The Bearded Ladies have been waggling their wicked tongues again.
Tucked away from the Festival crowds in a posh tea-room in the Capital,
the Bearded Ladies meet to swap the latest rumours and loose-talk. The
Festival with all its salubrious scandal and controversy has started the
ladies’ tongues wagging.
Star stirs sectarian rivalries
We bumped into potty-mouthed MTV star and New York socialite, Susan McIntosh. She had some juicy gossip to share with us. She’d met an Irish man (a good catholic boy) a couple of nights ago. One thing led to another, and she found herself in intimate clasp on Edinburgh’s Meadows. For anyone that doesn’t know, the Meadows is an outdoor park and not the sort of place for a lady to be late-night. Not learning her lesson, Miss McIntosh then met another man, couple of nights later (this time, a good protestant boy), and again, she found herself “chewing the cud” on the same grassy verge. In a country where Catholic and Protestant have long held a rivalry, we wondered if foreigner, Susan could confirm which of the two religions were the better kisser.

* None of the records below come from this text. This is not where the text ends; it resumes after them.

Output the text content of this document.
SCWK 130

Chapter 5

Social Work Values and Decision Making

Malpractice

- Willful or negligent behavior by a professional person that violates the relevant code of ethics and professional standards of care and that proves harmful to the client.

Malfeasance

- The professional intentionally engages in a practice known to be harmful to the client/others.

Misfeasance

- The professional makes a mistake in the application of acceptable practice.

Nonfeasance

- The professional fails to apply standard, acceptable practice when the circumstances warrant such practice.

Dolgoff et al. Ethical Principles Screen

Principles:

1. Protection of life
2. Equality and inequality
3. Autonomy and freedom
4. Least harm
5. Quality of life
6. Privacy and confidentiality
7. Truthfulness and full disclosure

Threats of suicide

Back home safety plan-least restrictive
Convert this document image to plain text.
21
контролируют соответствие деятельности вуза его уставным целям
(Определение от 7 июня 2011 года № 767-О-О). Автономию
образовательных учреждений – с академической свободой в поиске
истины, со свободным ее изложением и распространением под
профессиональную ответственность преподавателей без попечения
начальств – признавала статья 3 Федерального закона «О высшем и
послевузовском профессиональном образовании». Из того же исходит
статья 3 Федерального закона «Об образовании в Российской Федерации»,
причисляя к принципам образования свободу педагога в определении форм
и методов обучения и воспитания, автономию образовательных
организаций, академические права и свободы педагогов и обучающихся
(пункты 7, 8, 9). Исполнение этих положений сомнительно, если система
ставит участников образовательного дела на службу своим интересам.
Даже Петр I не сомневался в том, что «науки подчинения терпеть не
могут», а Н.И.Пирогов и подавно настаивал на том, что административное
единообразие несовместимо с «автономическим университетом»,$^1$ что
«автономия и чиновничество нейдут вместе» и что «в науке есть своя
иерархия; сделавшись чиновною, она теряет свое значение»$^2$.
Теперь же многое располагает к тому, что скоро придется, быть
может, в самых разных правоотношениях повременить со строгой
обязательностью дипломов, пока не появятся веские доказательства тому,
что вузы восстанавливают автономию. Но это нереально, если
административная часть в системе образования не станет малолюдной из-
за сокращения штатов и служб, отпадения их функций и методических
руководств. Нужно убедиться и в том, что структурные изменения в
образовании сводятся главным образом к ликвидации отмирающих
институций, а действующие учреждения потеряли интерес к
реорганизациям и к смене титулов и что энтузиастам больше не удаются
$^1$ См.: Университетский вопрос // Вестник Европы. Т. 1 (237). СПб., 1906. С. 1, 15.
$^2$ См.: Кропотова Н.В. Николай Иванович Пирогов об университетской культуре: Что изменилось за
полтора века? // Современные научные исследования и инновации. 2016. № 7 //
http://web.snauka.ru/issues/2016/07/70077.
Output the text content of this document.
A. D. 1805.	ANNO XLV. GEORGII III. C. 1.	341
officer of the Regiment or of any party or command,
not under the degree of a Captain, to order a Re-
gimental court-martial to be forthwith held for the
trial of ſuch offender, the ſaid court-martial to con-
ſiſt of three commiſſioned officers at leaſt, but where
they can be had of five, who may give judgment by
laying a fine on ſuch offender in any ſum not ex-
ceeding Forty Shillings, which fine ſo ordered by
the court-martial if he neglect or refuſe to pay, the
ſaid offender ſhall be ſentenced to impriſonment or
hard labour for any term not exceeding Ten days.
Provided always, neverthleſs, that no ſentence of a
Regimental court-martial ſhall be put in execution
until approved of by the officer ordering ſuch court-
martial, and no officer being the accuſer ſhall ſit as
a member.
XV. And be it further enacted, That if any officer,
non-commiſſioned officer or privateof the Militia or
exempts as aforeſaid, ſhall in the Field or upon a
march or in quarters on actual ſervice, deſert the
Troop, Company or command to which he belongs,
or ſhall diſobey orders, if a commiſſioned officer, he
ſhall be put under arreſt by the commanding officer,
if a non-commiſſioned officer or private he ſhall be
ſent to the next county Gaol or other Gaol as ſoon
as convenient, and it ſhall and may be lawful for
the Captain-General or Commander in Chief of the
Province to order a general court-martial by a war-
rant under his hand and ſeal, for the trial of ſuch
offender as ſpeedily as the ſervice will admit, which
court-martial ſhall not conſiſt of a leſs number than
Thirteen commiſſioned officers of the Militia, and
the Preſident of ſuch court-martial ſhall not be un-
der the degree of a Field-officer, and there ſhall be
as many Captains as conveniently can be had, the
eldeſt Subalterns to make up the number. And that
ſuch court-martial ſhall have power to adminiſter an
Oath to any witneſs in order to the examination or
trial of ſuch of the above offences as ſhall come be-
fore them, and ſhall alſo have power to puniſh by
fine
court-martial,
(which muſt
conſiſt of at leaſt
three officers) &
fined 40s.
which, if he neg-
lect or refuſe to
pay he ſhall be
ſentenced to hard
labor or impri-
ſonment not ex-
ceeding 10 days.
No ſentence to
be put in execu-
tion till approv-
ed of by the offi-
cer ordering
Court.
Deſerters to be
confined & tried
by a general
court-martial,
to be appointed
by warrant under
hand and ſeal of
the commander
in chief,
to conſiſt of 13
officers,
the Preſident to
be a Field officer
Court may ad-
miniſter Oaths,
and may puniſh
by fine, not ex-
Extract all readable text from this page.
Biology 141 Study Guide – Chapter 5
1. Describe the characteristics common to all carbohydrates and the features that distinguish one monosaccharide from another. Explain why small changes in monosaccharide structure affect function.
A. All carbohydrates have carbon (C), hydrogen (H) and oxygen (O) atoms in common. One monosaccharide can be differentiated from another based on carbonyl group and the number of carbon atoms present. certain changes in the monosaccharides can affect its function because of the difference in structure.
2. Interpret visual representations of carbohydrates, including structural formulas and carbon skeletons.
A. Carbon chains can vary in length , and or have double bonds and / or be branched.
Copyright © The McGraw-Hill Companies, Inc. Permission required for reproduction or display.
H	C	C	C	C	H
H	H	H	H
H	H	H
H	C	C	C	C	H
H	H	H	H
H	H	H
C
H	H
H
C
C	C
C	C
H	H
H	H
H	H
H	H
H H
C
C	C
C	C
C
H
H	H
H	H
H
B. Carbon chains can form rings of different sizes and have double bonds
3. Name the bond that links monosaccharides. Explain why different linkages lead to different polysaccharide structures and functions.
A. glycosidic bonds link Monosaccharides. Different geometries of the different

She was unbiased in her opinion: “The men were both as irritating as each other. And crap kissers. No wonder they’re at war,” she answered.
Clinging on for dear life
We heard a ghastly tale this week. Nique Woodhouse, currently starring in Dear Future Wife at The Green Room, nearly suffocated himself on stage last weekend as he demonstrated a ‘Hot Geoffrey’. This, we ladies have learnt, is apparently a sexual fetish some people have for wrapping cling-film on their face and having a partner defecate over them. We were further relieved to hear that Nique uses brown sauce for this demonstration and is now ensuring a little breathing space is left between his mouth and the cling-film! A saucy tale indeed.
Caught by the throat
Poor stand-up comic Nick Wilty. The Essex mega-mouth is suffering from a sore throat as he continues to do three shows a day throughout the Fringe. Perhaps this was why he stopped his show at The Stand and demanded a “medicinal ginger ale". As the audience watched the veteran comic, eyes transfixed on the glass being brought to him, it was difficult to tell whether the "ginger ale" was for this ailing larynx or some more deep-rooted problem. The drink seemed to do the trick, as we heard Nick was much more upbeat after guzzling it down. It was so good he proceeded to drink another few more of the magical elixir post-gig. And at his next gig. The gig after that …
The Bearded Ladies ‘Careless
Whiskers’ column will be appearing weekly.